Song Meaning
The lyrics paint a stark picture of lost innocence and the unsettling transition into adulthood. The narrator contrasts the "use of reason" with the "use of mystery," suggesting that gaining logic has come at the cost of wonder and perhaps a certain childlike fearlessness. This shift is immediately palpable, as the narrator admits that "evidence / always strange makes me afraid." This fear isn't abstract; it manifests in a poignant, almost surreal image of their dog barking in a kennel, a sound that might be a greeting but remains incomprehensible, highlighting a fundamental disconnect.
The central tension lies in the haunting presence of the past self. The "child I was" is not a fond memory but an active, disruptive force, working "like a hole" and calling out "with its silence." This internal conflict is amplified by looking at old photographs, where a vibrant, "impertinent and awake" child with "blond curls" stares back. The narrator questions this past self, "Who are you? What did you know?" feeling only weariness and fear in response to that youthful defiance.

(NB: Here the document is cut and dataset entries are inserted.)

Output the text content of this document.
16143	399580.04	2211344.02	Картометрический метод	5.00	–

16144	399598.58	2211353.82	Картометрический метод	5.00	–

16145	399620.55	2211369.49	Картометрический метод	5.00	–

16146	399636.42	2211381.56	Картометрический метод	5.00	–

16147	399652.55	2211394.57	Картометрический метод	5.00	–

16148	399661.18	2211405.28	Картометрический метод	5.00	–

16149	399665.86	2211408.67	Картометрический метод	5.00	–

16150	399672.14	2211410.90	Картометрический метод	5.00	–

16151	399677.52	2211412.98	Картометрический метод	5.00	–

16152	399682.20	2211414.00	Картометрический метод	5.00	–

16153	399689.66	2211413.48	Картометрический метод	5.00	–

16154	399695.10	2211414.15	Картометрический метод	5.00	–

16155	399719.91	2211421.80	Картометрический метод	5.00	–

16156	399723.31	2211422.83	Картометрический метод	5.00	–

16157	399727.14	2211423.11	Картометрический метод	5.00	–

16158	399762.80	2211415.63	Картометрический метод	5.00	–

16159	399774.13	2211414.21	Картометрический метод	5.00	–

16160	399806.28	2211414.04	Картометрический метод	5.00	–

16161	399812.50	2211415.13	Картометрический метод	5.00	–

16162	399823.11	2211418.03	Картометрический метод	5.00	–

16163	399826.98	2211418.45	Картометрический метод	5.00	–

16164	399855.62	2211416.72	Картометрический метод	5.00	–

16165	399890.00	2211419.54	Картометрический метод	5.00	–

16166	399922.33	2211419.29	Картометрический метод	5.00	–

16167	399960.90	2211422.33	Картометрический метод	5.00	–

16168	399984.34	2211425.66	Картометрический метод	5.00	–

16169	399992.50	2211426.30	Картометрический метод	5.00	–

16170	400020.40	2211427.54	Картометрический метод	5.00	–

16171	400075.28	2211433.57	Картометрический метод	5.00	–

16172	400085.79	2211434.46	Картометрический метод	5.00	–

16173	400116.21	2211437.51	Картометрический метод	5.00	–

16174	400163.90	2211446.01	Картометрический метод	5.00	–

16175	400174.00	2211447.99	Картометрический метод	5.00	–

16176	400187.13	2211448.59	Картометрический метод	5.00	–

The most striking aspect of the writing is how the narrator describes their current state as a broken system. They can no longer "break mirrors" without consequence, and their "system doesn't work / as it used to." This mechanical breakdown is tied to their inability to process emotions as they once might have; if their system functioned, they might cry differently or express themselves entirely through the incomprehensible barks of their dog. The act of writing these verses, then, becomes a coping mechanism, a way to create "curls with my verses" because they are "half bald," a metaphor for aging and the loss of youthful vitality.
Ultimately, these lyrics resonate because they articulate the disorienting feeling of outgrowing oneself. The narrator grapples with the loss of a perceived simpler, more mysterious existence, finding the rational world fraught with anxiety. The writing captures the melancholy of looking back at a self that seems both intimately familiar and utterly alien, a self whose vibrant energy now only serves to highlight the narrator's current sense of depletion and confusion.